Ian Osborne, vice president UK and Ireland for document destruction service provider Shred-it highlights the importance of being up-to-date with data protection best practice as Brexit approaches
This article is the view of the author and not necessarily of Ready for Brexit
Since 23 June 2016, Brexit has dominated the news agenda. No matter where you live or what line of work you are in, you will not have escaped the constant drum of media commentary surrounding the UK’s relationship with the EU, if, how and when we will leave, and what this will mean for business and society as a whole.
Whether you’re gripped by the Brexit debate, or sick to death of the subject, there is no avoiding the fact that it will have enormous repercussions. With this firmly in mind, businesses up and down the country have been steadily preparing for the eventuality of Britain leaving the European Union.
The truth is, Brexit presents an array of challenges – and indeed opportunities – for small and medium sized enterprises (SMEs). And one crucial aspect that business leaders must be aware of is data protection and how leaving the EU will affect their operations in terms of data security.
Recent guidance from the Information Commissioner’s Office (ICO) confirmed that whether we leave the EU with or without a deal, most of the data protection rules affecting SMEs will remain the same.

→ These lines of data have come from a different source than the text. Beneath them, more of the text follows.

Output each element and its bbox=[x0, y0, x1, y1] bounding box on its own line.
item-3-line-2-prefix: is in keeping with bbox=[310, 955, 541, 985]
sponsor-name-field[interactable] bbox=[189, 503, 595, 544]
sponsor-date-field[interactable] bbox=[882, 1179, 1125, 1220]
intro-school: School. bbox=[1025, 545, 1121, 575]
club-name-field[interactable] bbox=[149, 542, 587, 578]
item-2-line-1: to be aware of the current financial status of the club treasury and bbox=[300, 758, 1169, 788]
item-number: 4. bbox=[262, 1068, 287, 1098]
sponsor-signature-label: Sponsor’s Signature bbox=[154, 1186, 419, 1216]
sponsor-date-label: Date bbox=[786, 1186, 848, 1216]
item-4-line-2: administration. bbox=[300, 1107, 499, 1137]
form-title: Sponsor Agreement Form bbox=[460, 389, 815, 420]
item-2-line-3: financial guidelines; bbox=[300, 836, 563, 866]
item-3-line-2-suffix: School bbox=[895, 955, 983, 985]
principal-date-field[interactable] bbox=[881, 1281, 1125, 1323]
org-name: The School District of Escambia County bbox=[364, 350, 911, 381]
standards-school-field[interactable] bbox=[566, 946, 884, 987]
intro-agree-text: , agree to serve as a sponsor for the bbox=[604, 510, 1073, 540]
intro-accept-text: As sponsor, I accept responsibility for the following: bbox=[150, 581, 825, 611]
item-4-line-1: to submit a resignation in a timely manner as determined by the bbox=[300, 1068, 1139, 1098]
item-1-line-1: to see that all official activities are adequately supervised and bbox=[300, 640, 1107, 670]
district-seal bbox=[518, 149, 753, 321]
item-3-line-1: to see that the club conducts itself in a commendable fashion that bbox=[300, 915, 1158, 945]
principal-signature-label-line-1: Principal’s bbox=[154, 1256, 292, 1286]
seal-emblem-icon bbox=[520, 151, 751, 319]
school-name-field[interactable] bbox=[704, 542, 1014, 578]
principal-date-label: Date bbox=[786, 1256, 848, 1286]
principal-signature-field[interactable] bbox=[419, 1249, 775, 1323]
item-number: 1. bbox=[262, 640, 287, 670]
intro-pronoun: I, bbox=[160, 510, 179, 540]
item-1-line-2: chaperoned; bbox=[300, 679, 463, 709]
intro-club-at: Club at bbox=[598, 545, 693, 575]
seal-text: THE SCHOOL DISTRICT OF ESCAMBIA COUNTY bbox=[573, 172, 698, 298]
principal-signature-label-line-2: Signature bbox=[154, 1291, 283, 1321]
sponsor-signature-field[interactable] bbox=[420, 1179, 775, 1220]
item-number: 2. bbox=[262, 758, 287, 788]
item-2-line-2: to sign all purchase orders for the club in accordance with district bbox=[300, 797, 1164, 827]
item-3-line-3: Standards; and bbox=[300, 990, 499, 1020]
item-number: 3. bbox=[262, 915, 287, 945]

The good news is that UK businesses that comply with GDPR and who have no contacts or customers in the EEA don’t need to do much more to prepare for data protection after Brexit. However, UK companies that receive personal data from contacts within the EEA must take additional steps to ensure that they are fully compliant after Brexit, which may require designating a representative in the EEA.
Brexit aside, there remain questions as to how compliant with GDPR small businesses are across the UK, despite it being over a year since the legislation was introduced. To gauge the attitude of businesses, Shred-it commissioned a survey of 1,439 UK-based SMEs. The Shred-It survey found that 72% of respondents said they were very aware of GDPR.
While this is positive news, the biggest concern is whether or not the confidence in GDPR-readiness is justified. Less than half (45%) of the organisations who said they were ready to deal with data protection requirements, also said they had reviewed their data protection policies recently. Just over a third had emailed their customers to confirm consent to data use, less than a quarter had published a privacy notice, and just over two in ten had reviewed, deleted or destroyed personal data.
These results suggest that SMEs need to take a more proactive approach to data protection. First of all, businesses must stay up-to-date with privacy laws and understand what action – if any – they need to take to comply – particularly post-Brexit. The ICO website provides clear guidance on this.
It is also important to remember that data protection refers to both digital information, as well as paper records. For digital data, companies can take simple steps to ensure that they comply with GDPR, including setting secure usernames, passwords and PINs for all devices, installing anti-virus software and a firewall on hard drives, avoiding posting confidential information on social media, avoiding the sharing of files on public Wi-Fi, and avoiding opening files or links from an unknown sender.
As with digital data, companies should also have strict internal procedures in place to deal with the protection of paper records. Inadequate long-term storage of paper documents, such as archives with unrestricted access, are a key point of vulnerability. Important documents containing personal information left on printers, desks and in bins overnight are also a compliance risk.
Best practice should include providing locked confidential information consoles that are easily accessible and introducing clean desk policies for everyone in the company. Businesses should also arrange for the secure destruction of documents after use or after prescribed periods of mandated storage, keeping only digital copies of essential files in an encrypted format.
Most important, however, businesses must have a strict policy on data protection that is communicated clearly across the organisation and updated whenever necessary, in order to avoid a potential breach and the inevitable repercussions that will follow.